Big Government Makes a Texas State Park a Big Attraction
By ERIC O’KEEFE
Published: February 4, 1996

The recent 21-day partial Government shutdown was good news for a little-known park near the Mexican border.

While many national parks lost services and revenues, Big Bend Ranch State Park, just north of the Rio Grande River, remained open and enjoyed a surge in visitors.

One of the newest components in the Texas state park system, the 287,000-acre preserve is also the Lone Star State's largest state park. Acquired by the State of Texas in 1988, it has been overshadowed since then by its bigger and better known neighbor, Big Bend National Park. The 800,000-acre national park celebrated its 50th anniversary in 1994 and averages roughly 300,000 visitors a year. Though that number is only one-tenth the visits of Grand Canyon National Park, it makes the park more than 10 times as busy as nearby Big Bend Ranch State Park.

But like many national parks, access to and through Big Bend National Park was prohibited while services were suspended for five days in November and 21 days while the Government was closed in December and January. The result? An increase for nearby Big Bend Ranch State Park 100 miles west of its Federal counterpart.

Until Texas bought it in 1988, almost all of the state park's 400-plus square miles were operated as a ranch, principally cattle and sheep. The historic ranch headquarters, Sauceda, still stands, 38 miles via gravel ranch roads from the nearest paved thoroughfare. Scattered throughout the Chihuahuan Desert preserve are the remains of numerous American Indian camp sites, flora and fauna found nowhere else in the United States, and one of the world's geological oddities, the Solitario.

Perceived as the crown jewel of the state's park system, the immense resources of the park initially limited access. After paying more than $8 million, the top priorities of the Texas Parks and Wildlife Department were to develop a management plan and to complete an inventory of the park's resources, not to accommodate tourists. For its first six years, camping and hiking were allowed only at the park's perimeter. Entry to the interior was always guided and was restricted to bus tours and seminars featuring topics like the abundant American Indian rock art.

Throughout this period, the popularity of Big Bend National Park, the area's leading destination and one of the state's tourism highlights, only increased.

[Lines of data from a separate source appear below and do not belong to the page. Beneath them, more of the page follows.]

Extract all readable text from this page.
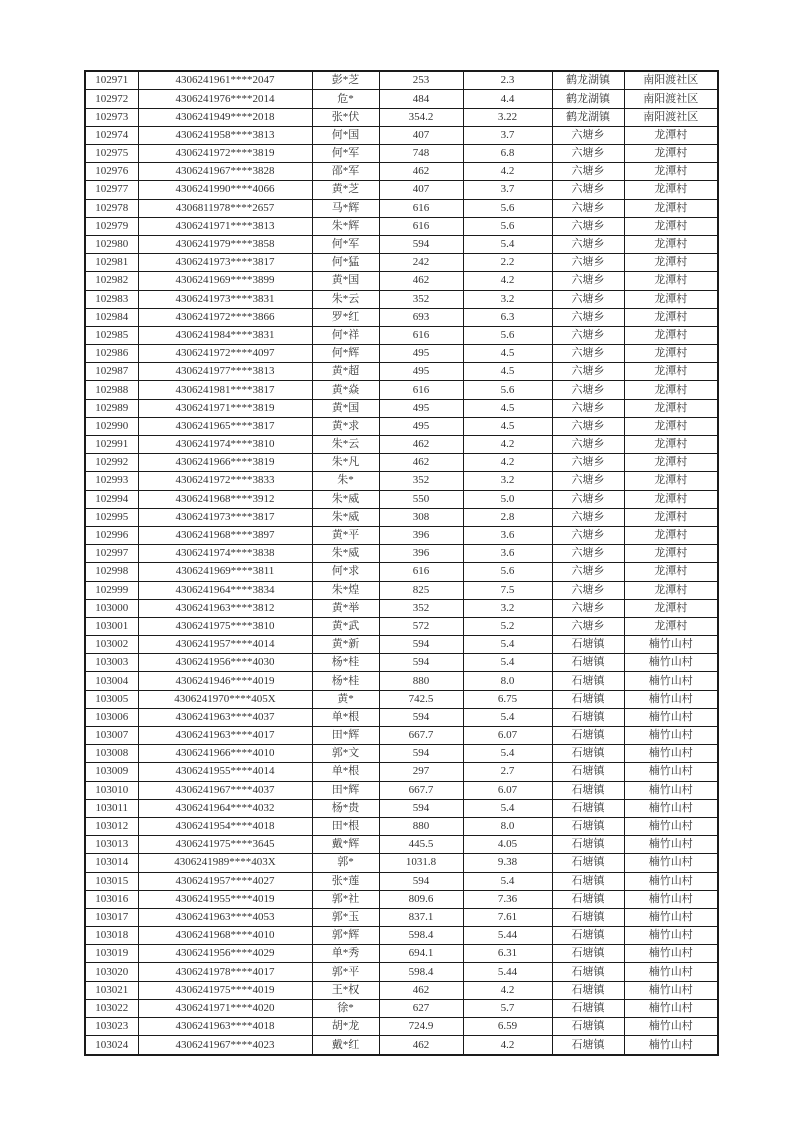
102971	4306241961****2047	彭*芝	253	2.3	鹤龙湖镇	南阳渡社区
102972	4306241976****2014	危*	484	4.4	鹤龙湖镇	南阳渡社区
102973	4306241949****2018	张*伏	354.2	3.22	鹤龙湖镇	南阳渡社区
102974	4306241958****3813	何*国	407	3.7	六塘乡	龙潭村
102975	4306241972****3819	何*军	748	6.8	六塘乡	龙潭村
102976	4306241967****3828	邵*军	462	4.2	六塘乡	龙潭村
102977	4306241990****4066	黄*芝	407	3.7	六塘乡	龙潭村
102978	4306811978****2657	马*辉	616	5.6	六塘乡	龙潭村
102979	4306241971****3813	朱*辉	616	5.6	六塘乡	龙潭村
102980	4306241979****3858	何*军	594	5.4	六塘乡	龙潭村
102981	4306241973****3817	何*猛	242	2.2	六塘乡	龙潭村
102982	4306241969****3899	黄*国	462	4.2	六塘乡	龙潭村
102983	4306241973****3831	朱*云	352	3.2	六塘乡	龙潭村
102984	4306241972****3866	罗*红	693	6.3	六塘乡	龙潭村
102985	4306241984****3831	何*祥	616	5.6	六塘乡	龙潭村
102986	4306241972****4097	何*辉	495	4.5	六塘乡	龙潭村
102987	4306241977****3813	黄*超	495	4.5	六塘乡	龙潭村
102988	4306241981****3817	黄*焱	616	5.6	六塘乡	龙潭村
102989	4306241971****3819	黄*国	495	4.5	六塘乡	龙潭村
102990	4306241965****3817	黄*求	495	4.5	六塘乡	龙潭村
102991	4306241974****3810	朱*云	462	4.2	六塘乡	龙潭村
102992	4306241966****3819	朱*凡	462	4.2	六塘乡	龙潭村
102993	4306241972****3833	朱*	352	3.2	六塘乡	龙潭村
102994	4306241968****3912	朱*威	550	5.0	六塘乡	龙潭村
102995	4306241973****3817	朱*威	308	2.8	六塘乡	龙潭村
102996	4306241968****3897	黄*平	396	3.6	六塘乡	龙潭村
102997	4306241974****3838	朱*威	396	3.6	六塘乡	龙潭村
102998	4306241969****3811	何*求	616	5.6	六塘乡	龙潭村
102999	4306241964****3834	朱*煌	825	7.5	六塘乡	龙潭村
103000	4306241963****3812	黄*举	352	3.2	六塘乡	龙潭村
103001	4306241975****3810	黄*武	572	5.2	六塘乡	龙潭村
103002	4306241957****4014	黄*新	594	5.4	石塘镇	楠竹山村
103003	4306241956****4030	杨*桂	594	5.4	石塘镇	楠竹山村
103004	4306241946****4019	杨*桂	880	8.0	石塘镇	楠竹山村
103005	4306241970****405X	黄*	742.5	6.75	石塘镇	楠竹山村
103006	4306241963****4037	单*根	594	5.4	石塘镇	楠竹山村
103007	4306241963****4017	田*辉	667.7	6.07	石塘镇	楠竹山村
103008	4306241966****4010	郭*文	594	5.4	石塘镇	楠竹山村
103009	4306241955****4014	单*根	297	2.7	石塘镇	楠竹山村
103010	4306241967****4037	田*辉	667.7	6.07	石塘镇	楠竹山村
103011	4306241964****4032	杨*贵	594	5.4	石塘镇	楠竹山村
103012	4306241954****4018	田*根	880	8.0	石塘镇	楠竹山村
103013	4306241975****3645	戴*辉	445.5	4.05	石塘镇	楠竹山村
103014	4306241989****403X	郭*	1031.8	9.38	石塘镇	楠竹山村
103015	4306241957****4027	张*莲	594	5.4	石塘镇	楠竹山村
103016	4306241955****4019	郭*社	809.6	7.36	石塘镇	楠竹山村
103017	4306241963****4053	郭*玉	837.1	7.61	石塘镇	楠竹山村
103018	4306241968****4010	郭*辉	598.4	5.44	石塘镇	楠竹山村
103019	4306241956****4029	单*秀	694.1	6.31	石塘镇	楠竹山村
103020	4306241978****4017	郭*平	598.4	5.44	石塘镇	楠竹山村
103021	4306241975****4019	王*权	462	4.2	石塘镇	楠竹山村
103022	4306241971****4020	徐*	627	5.7	石塘镇	楠竹山村
103023	4306241963****4018	胡*龙	724.9	6.59	石塘镇	楠竹山村
103024	4306241967****4023	戴*红	462	4.2	石塘镇	楠竹山村
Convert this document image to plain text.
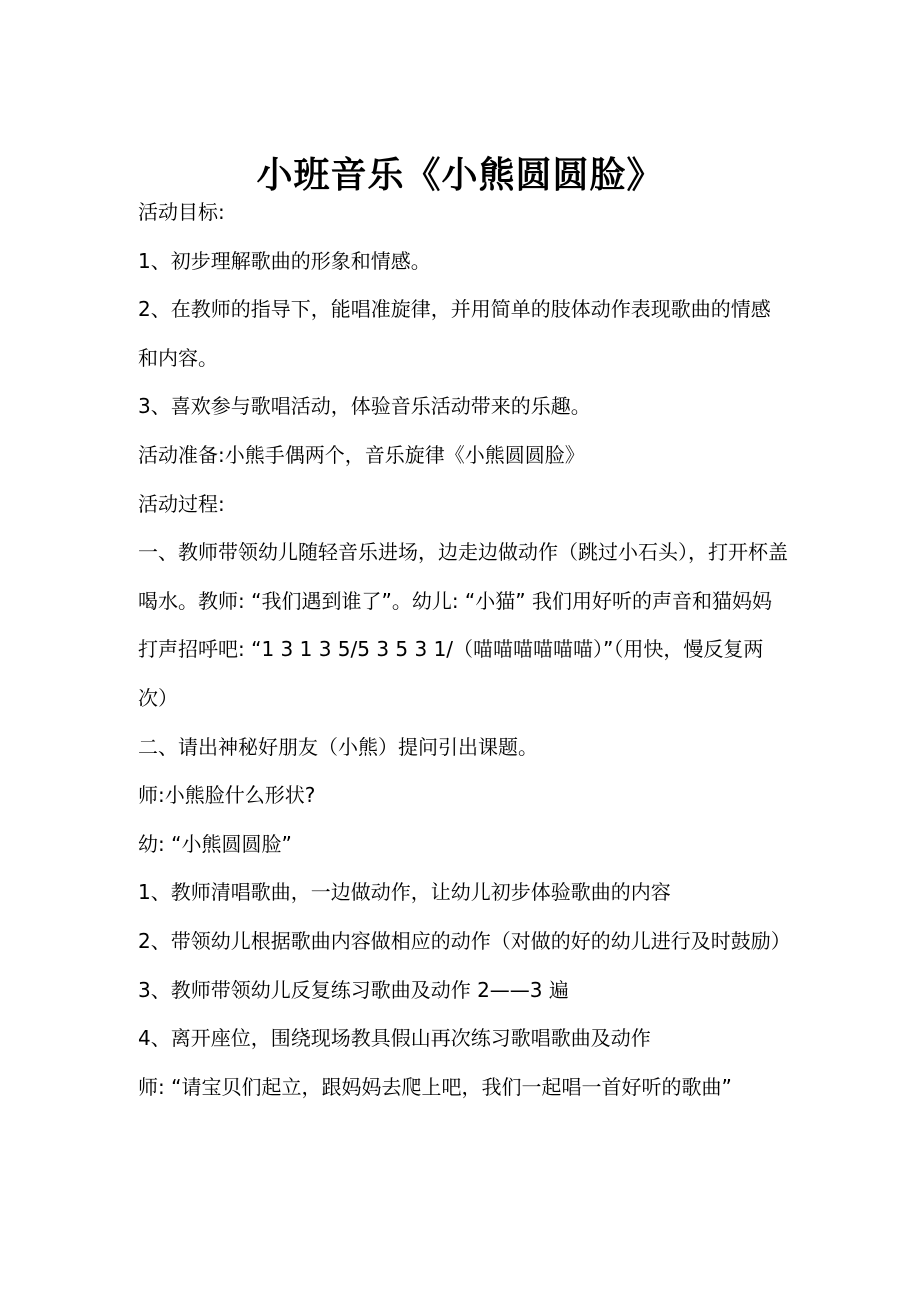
小班音乐《小熊圆圆脸》

活动目标:

1、初步理解歌曲的形象和情感。

2、在教师的指导下，能唱准旋律，并用简单的肢体动作表现歌曲的情感和内容。

3、喜欢参与歌唱活动，体验音乐活动带来的乐趣。

活动准备:小熊手偶两个，音乐旋律《小熊圆圆脸》

活动过程:

一、教师带领幼儿随轻音乐进场，边走边做动作（跳过小石头），打开杯盖喝水。教师: “我们遇到谁了”。幼儿: “小猫” 我们用好听的声音和猫妈妈打声招呼吧: “1 3 1 3 5/5 3 5 3 1/（喵喵喵喵喵喵）”（用快，慢反复两次）

二、请出神秘好朋友（小熊）提问引出课题。

师:小熊脸什么形状?

幼: “小熊圆圆脸”

1、教师清唱歌曲，一边做动作，让幼儿初步体验歌曲的内容

2、带领幼儿根据歌曲内容做相应的动作（对做的好的幼儿进行及时鼓励）

3、教师带领幼儿反复练习歌曲及动作 2——3 遍

4、离开座位，围绕现场教具假山再次练习歌唱歌曲及动作

师: “请宝贝们起立，跟妈妈去爬上吧，我们一起唱一首好听的歌曲”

Impatient critics contended that the Texas Parks and Wildlife Department with maintaining the Big Bend Ranch State Park as a private reserve for state officials, and anxious businesses owners urged state employees at the park and in Austin to move more quickly.

In late 1994, more activities, trails, and facilities became available to the public.

The completed management plan opened the heart of the Big Bend Ranch State Park, creating a more accessible park. This trend continued in 1995. The park superintendent, Luis Armendariz, said of the impact, "We were very pleased with the public reaction to the opportunity for increased access to the interior of the State Park."

Visitor numbers for 1995 were a comfortable 20,000 as December passed.. Then the second, longer budget crisis hit on Dec. 16, and visitation skyrocketed.

"During the last week of December, over three thousand people visited the park," Mr. Armendariz said. Though that figure is roughly 50 percent of an average week in Big Bend National Park, it amounted to more than 13 percent of Big Bend Ranch State Park's 1995 visitor total of 24,752.